Jackie Walker referred to Labour’s National Consitutional Committee over Holocaust Memorial Day comments
Disgraced Labour activist, Jackie Walker, who is currently suspended from the Labour Party, has had her case referred to the party’s National Consitutional Committee (NCC). The 11-member NCC has the power to expel individuals from the party. Walker was suspended by Labour in September 2016 following comments she made about Holocaust Memorial Day at the Labour Party Conference.
The JC reported that at a meeting of Labour’s National Executive Committee (NEC) in central London it was decided that the allegations were serious enough to push the hearing up to the party’s NCC.

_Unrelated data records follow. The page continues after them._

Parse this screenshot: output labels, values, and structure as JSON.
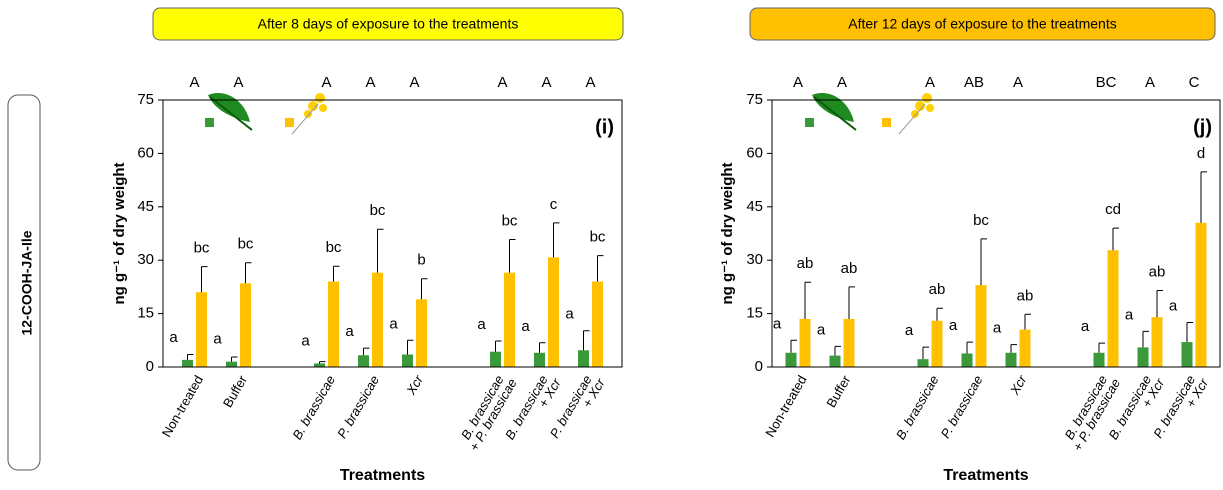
{
  "row_label": "12-COOH-JA-Ile",
  "chart_data": [
    {
      "type": "bar",
      "title": "After 8 days of exposure to the treatments",
      "title_color": "#ffff00",
      "panel_label": "(i)",
      "y_label": "ng g⁻¹ of dry weight",
      "x_label": "Treatments",
      "categories": [
        "Non-treated",
        "Buffer",
        "B. brassicae",
        "P. brassicae",
        "Xcr",
        "B. brassicae + P. brassicae",
        "B. brassicae + Xcr",
        "P. brassicae + Xcr"
      ],
      "group_letters": [
        "A",
        "A",
        "A",
        "A",
        "A",
        "A",
        "A",
        "A"
      ],
      "series": [
        {
          "color": "#3a9a3a",
          "values": [
            2,
            1.5,
            1,
            3.3,
            3.5,
            4.3,
            4,
            4.7
          ],
          "errors": [
            1.5,
            1.3,
            0.5,
            2,
            4,
            3,
            2.8,
            5.5
          ],
          "letters": [
            "a",
            "a",
            "a",
            "a",
            "a",
            "a",
            "a",
            "a"
          ]
        },
        {
          "color": "#ffc000",
          "values": [
            21,
            23.5,
            24,
            26.5,
            19,
            26.5,
            30.8,
            24
          ],
          "errors": [
            7.2,
            5.8,
            4.3,
            12.2,
            5.8,
            9.3,
            9.7,
            7.3
          ],
          "letters": [
            "bc",
            "bc",
            "bc",
            "bc",
            "b",
            "bc",
            "c",
            "bc"
          ]
        }
      ],
      "ylim": [
        0,
        75
      ],
      "yticks": [
        0,
        15,
        30,
        45,
        60,
        75
      ]
    },
    {
      "type": "bar",
      "title": "After 12 days of exposure to the treatments",
      "title_color": "#ffc000",
      "panel_label": "(j)",
      "y_label": "ng g⁻¹ of dry weight",
      "x_label": "Treatments",
      "categories": [
        "Non-treated",
        "Buffer",
        "B. brassicae",
        "P. brassicae",
        "Xcr",
        "B. brassicae + P. brassicae",
        "B. brassicae + Xcr",
        "P. brassicae + Xcr"
      ],
      "group_letters": [
        "A",
        "A",
        "A",
        "AB",
        "A",
        "BC",
        "A",
        "C"
      ],
      "series": [
        {
          "color": "#3a9a3a",
          "values": [
            4,
            3.2,
            2.2,
            3.8,
            4,
            4,
            5.5,
            7
          ],
          "errors": [
            3.5,
            2.6,
            3.4,
            3.2,
            2.3,
            2.7,
            4.5,
            5.5
          ],
          "letters": [
            "a",
            "a",
            "a",
            "a",
            "a",
            "a",
            "a",
            "a"
          ]
        },
        {
          "color": "#ffc000",
          "values": [
            13.5,
            13.5,
            13,
            23,
            10.5,
            32.8,
            14,
            40.5
          ],
          "errors": [
            10.3,
            9,
            3.5,
            13,
            4.3,
            6.2,
            7.5,
            14.3
          ],
          "letters": [
            "ab",
            "ab",
            "ab",
            "bc",
            "ab",
            "cd",
            "ab",
            "d"
          ]
        }
      ],
      "ylim": [
        0,
        75
      ],
      "yticks": [
        0,
        15,
        30,
        45,
        60,
        75
      ]
    }
  ]
}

The paper also reported that Marc Wadsworth has also had his hearing referred to the NCC. Wadsworth, a Labour activist, was suspended after accusing Jewish Labour MP Ruth Smeeth of conspiring with the media at the launch event of Baroness Chakrabarti’s whitewash report into antisemitism. Smeeth fled the event in tears whilst Chakrabarti and Jeremy Corbyn stood by inertly.

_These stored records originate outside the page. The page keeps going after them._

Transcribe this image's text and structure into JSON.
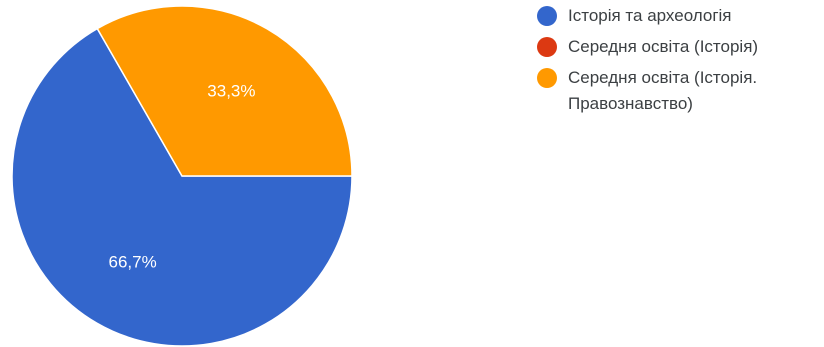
{
  "chart_data": {
    "type": "pie",
    "slices": [
      {
        "label": "Історія та археологія",
        "value": 66.7,
        "display": "66,7%",
        "color": "#3366cc"
      },
      {
        "label": "Середня освіта (Історія)",
        "value": 0,
        "display": "",
        "color": "#dc3912"
      },
      {
        "label": "Середня освіта (Історія. Правознавство)",
        "value": 33.3,
        "display": "33,3%",
        "color": "#ff9900"
      }
    ],
    "legend_position": "right"
  }
}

At last year’s Labour conference in Liverpool, during a training session on tackling antisemitism, Walker said that Holocaust Memorial Day is not inclusive enough and that Jewish schools do not need special security.
Walker, a leading ally of Labour Party leader Jeremy Corbyn and the former Vice-Chair of the hard-left Momentum group, said that Holocaust Memorial Day should be “open to all peoples who’ve experienced Holocaust” and as delegates angrily heckled her, she told the room: “I was a bit concerned…at your suggestions that the Jewish community is under such threat that they have to use security in all its buildings…I have a grandson, he is a year old. There is security in his nursery and every school has security now. It’s not because I’m frightened or his parents are frightened that he is going to be attacked.” She earlier said that antisemitism was being “exaggerated” to “undermine Jeremy.”

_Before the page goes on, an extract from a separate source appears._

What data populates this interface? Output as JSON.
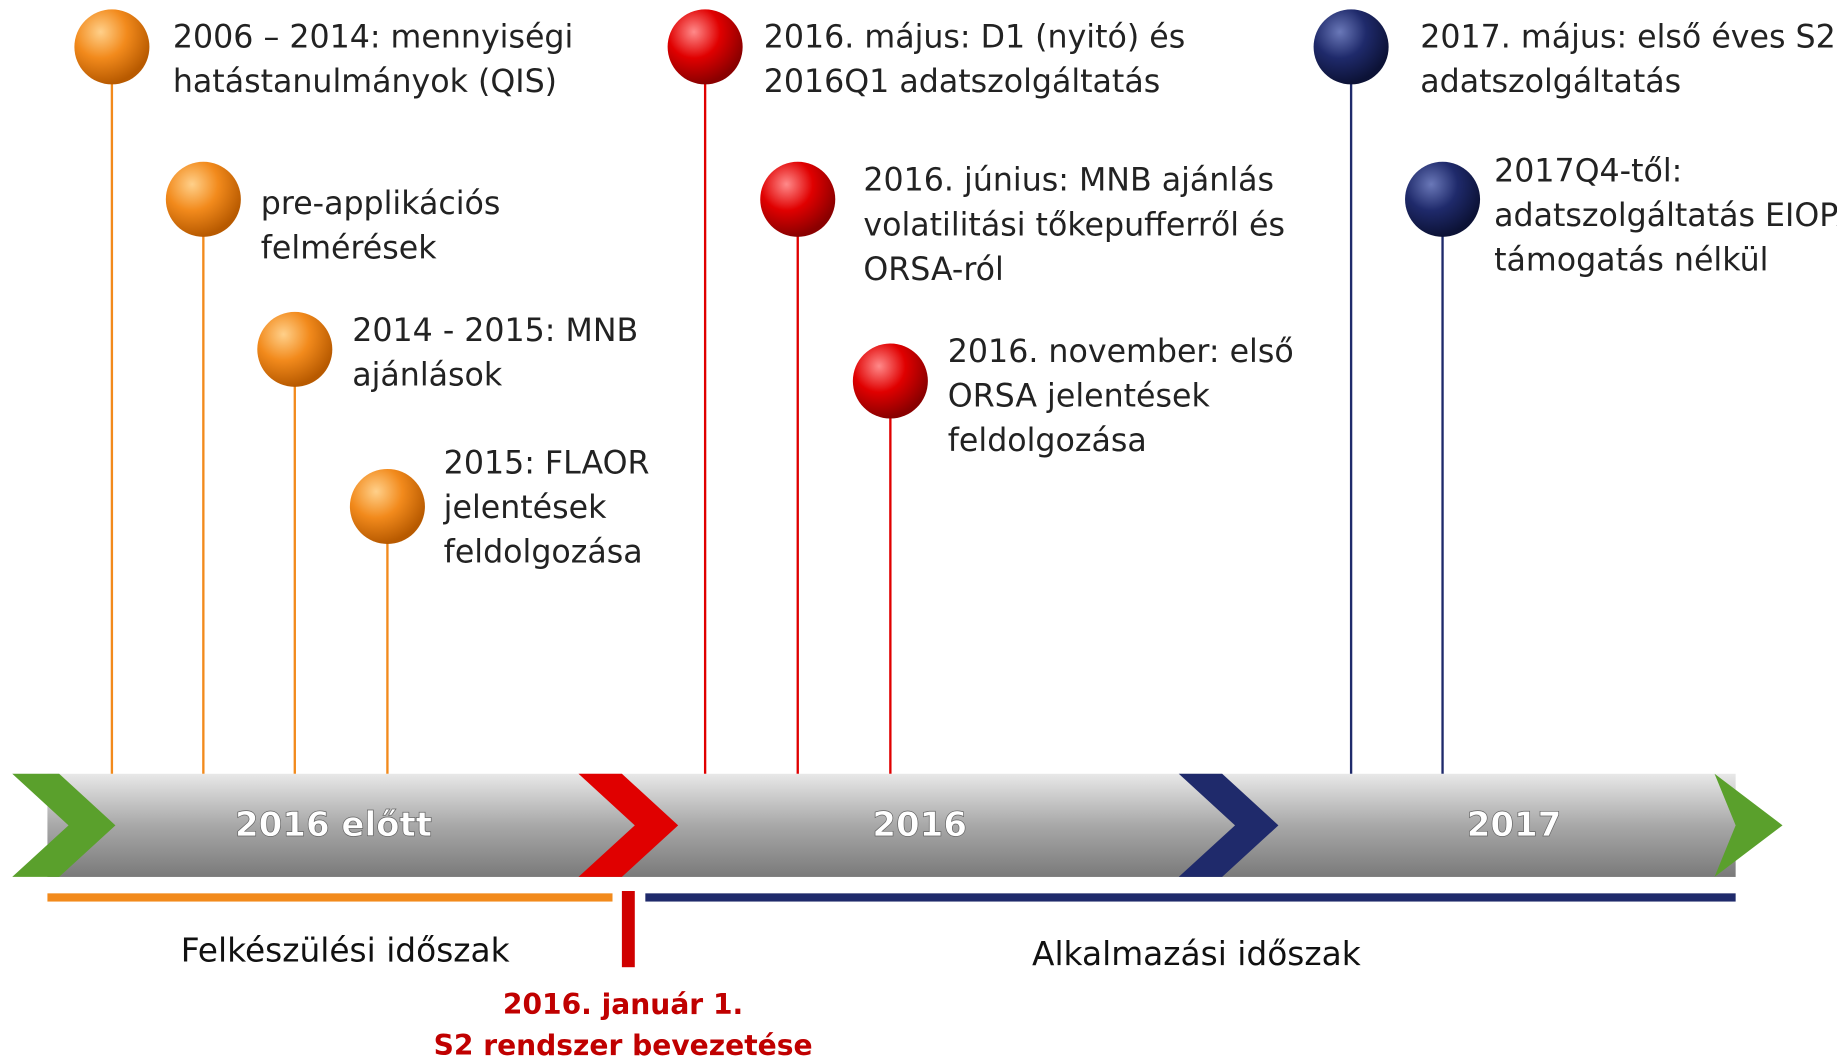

Labour’s failure to act over allegations of antisemitism has been chilling. Campaign Against Antisemitism hopes that this time with Walker and Wadsworth it will be different. However, with Labour’s appalling track record, we have little confidence.
It is worth noting that although the egregious behaviour of Jackie Walker appears, finally, to be being dealt with, even longer standing disciplinary cases, such as those of Ken Livingstone’s offensive claims that Hitler supported Zionism and the antisemitic members of the Oxford University Labour Club, are still waiting to be heard. Many more remain cloaked in secrecy under the terms of the notorious Chakrabarti report.
This reluctance has provided a fetid place for antisemitism to breed, and that delay has in itself allowed older antisemitic conspiracy theories to flourish, such as the conspiracy myth that the Rothschild family exerts financial control over central banks.
We hope that justice will be done, and be seen to be done, however, with Labour’s appalling track record we have little confidence that it will be.